My Lords, I am not sure I can follow the noble Lord, Lord Addington, down his road. However, I refer to the debt felt by the noble Baroness, Lady McIntosh, to the Bible. I share that debt, particularly to the Old Testament. I would add to that Shakespeare, Wagner and a dash of Freud, and then probably one knows as much about human nature as one is likely to learn.
The most reverend Primate encouraged us to find foundations—to look for the basis on which we make our enduring progress and to find it. While doing that, we must make sure that we carry our values along with us. That is a deep search in order that people shall achieve the fullest life that is available to them. He urged us to reject utilitarianism. I am rereading Dickens and I have just read Hard Times. Mr Gradgrind was completely pinned down by utilitarianism. The mess that was made of his two older children, one a girl and the other a boy, takes a bit of reading. I thoroughly recommend it if noble Lords want to study the failure of education.

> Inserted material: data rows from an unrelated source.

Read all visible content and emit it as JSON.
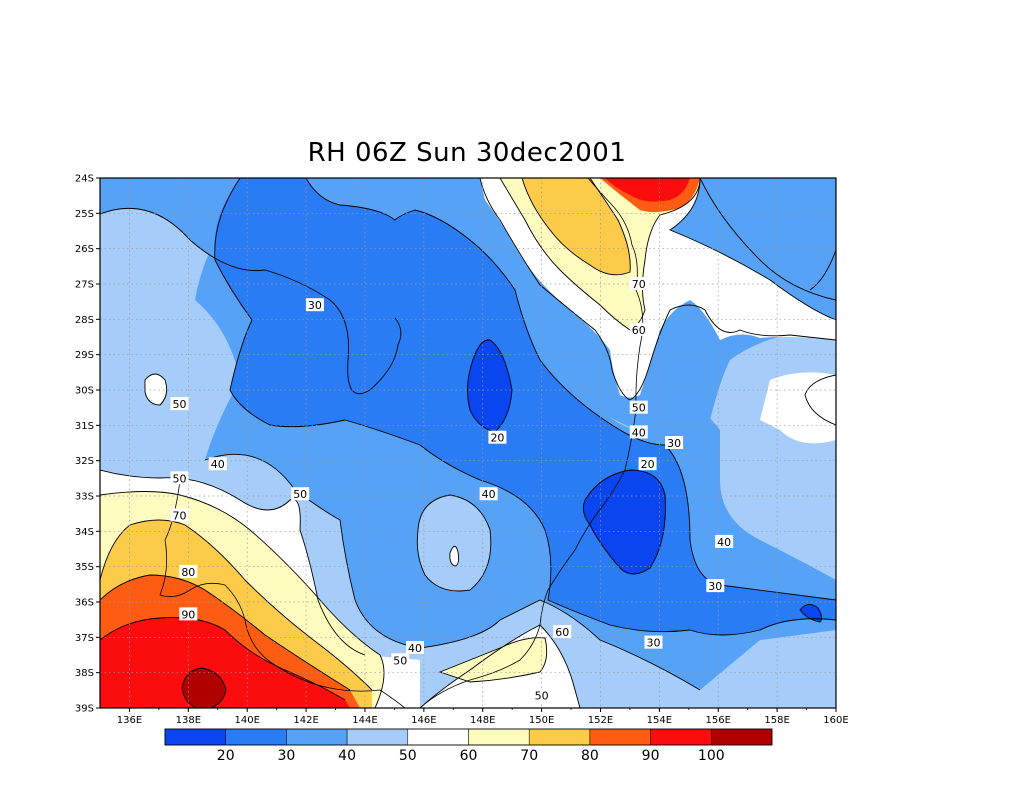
{
  "title": "RH 06Z Sun 30dec2001",
  "lat_labels": [
    "24S",
    "25S",
    "26S",
    "27S",
    "28S",
    "29S",
    "30S",
    "31S",
    "32S",
    "33S",
    "34S",
    "35S",
    "36S",
    "37S",
    "38S",
    "39S"
  ],
  "lon_labels": [
    "136E",
    "138E",
    "140E",
    "142E",
    "144E",
    "146E",
    "148E",
    "150E",
    "152E",
    "154E",
    "156E",
    "158E",
    "160E"
  ],
  "colorbar": {
    "colors": [
      "#0a46f0",
      "#2a7cf5",
      "#55a2f7",
      "#a6ccf9",
      "#ffffff",
      "#fdfbbd",
      "#fdcb4a",
      "#fe5c12",
      "#fc0d0d",
      "#b10000"
    ],
    "labels": [
      "20",
      "30",
      "40",
      "50",
      "60",
      "70",
      "80",
      "90",
      "100"
    ]
  },
  "contour_labels": [
    {
      "text": "30",
      "lon": 142.3,
      "lat": 27.6
    },
    {
      "text": "50",
      "lon": 137.7,
      "lat": 30.4
    },
    {
      "text": "40",
      "lon": 139.0,
      "lat": 32.1
    },
    {
      "text": "50",
      "lon": 137.7,
      "lat": 32.5
    },
    {
      "text": "50",
      "lon": 141.8,
      "lat": 32.95
    },
    {
      "text": "70",
      "lon": 137.7,
      "lat": 33.55
    },
    {
      "text": "80",
      "lon": 138.0,
      "lat": 35.15
    },
    {
      "text": "90",
      "lon": 138.0,
      "lat": 36.35
    },
    {
      "text": "40",
      "lon": 148.2,
      "lat": 32.95
    },
    {
      "text": "20",
      "lon": 148.5,
      "lat": 31.35
    },
    {
      "text": "70",
      "lon": 153.3,
      "lat": 27.0
    },
    {
      "text": "60",
      "lon": 153.3,
      "lat": 28.3
    },
    {
      "text": "50",
      "lon": 153.3,
      "lat": 30.5
    },
    {
      "text": "40",
      "lon": 153.3,
      "lat": 31.2
    },
    {
      "text": "30",
      "lon": 154.5,
      "lat": 31.5
    },
    {
      "text": "20",
      "lon": 153.6,
      "lat": 32.1
    },
    {
      "text": "40",
      "lon": 156.2,
      "lat": 34.3
    },
    {
      "text": "30",
      "lon": 155.9,
      "lat": 35.55
    },
    {
      "text": "30",
      "lon": 153.8,
      "lat": 37.15
    },
    {
      "text": "60",
      "lon": 150.7,
      "lat": 36.85
    },
    {
      "text": "40",
      "lon": 145.7,
      "lat": 37.3
    },
    {
      "text": "50",
      "lon": 145.2,
      "lat": 37.65
    },
    {
      "text": "50",
      "lon": 150.0,
      "lat": 38.65
    }
  ]
}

When we are troubled by what is happening now, we should remember that things are a lot better than they were in the 1850s and 1860s. It was a muddle and remains a muddle, but the question is: how are we coping? The conclusion of this debate so far is that too many people are not coping. So, again, I look for a foundation. One is that everyone is on a journey of their own. When we think about what is happening to them, we need to remember their individuality—not to take it too far, but to remember it.
We must remember that the word “education” comes from a Latin word which means “to draw out”. On this journey, with parents, teachers, friends and colleagues, we are asking at the beginning: who is this individual? The individual comes, after quite a short period, to ask: who am I? Then we continue the dialogue, with the debate, “That is who you think you are, but who are you?”. So people discover themselves. While schools play an important part in this process, it is only a part and we should remember that very strongly. The society that we get will result from this dialogue as individuals find their way on their journeys. It is a preparation for them to be able to recognise opportunities and threats and to come to see who we are, and what we can and cannot do, so that we are able to make the judgments and choices that face us.
The second foundation, which has been much referred to, is lifelong education. At my time, I would describe it as getting through a long life. In doing that, we can only do our best to cope, particularly with change. We should continue to find what we know and what we do not know, and we should recognise that there are many things we do not know that we do not know, and that the last big circle of the unknown is constantly increasing.
My final illustration of change is to mention a lad in Harvard, aged 19, who started writing programs. Some 13 years later, those programs are Facebook and all its subsidiaries. For someone with great-grandchildren, it is a fairly shattering thought that that could be done and that it could have the effect it is having with 2 billion users. The company was established 13 years ago, which is not much more than half a generation. I also reflect that on the agenda for discussion in my village in north Yorkshire is an item headed “drones”. They are of great importance around the village of Moulton. If ever there was a time to look for and find foundations, it must be now. We should continue our search.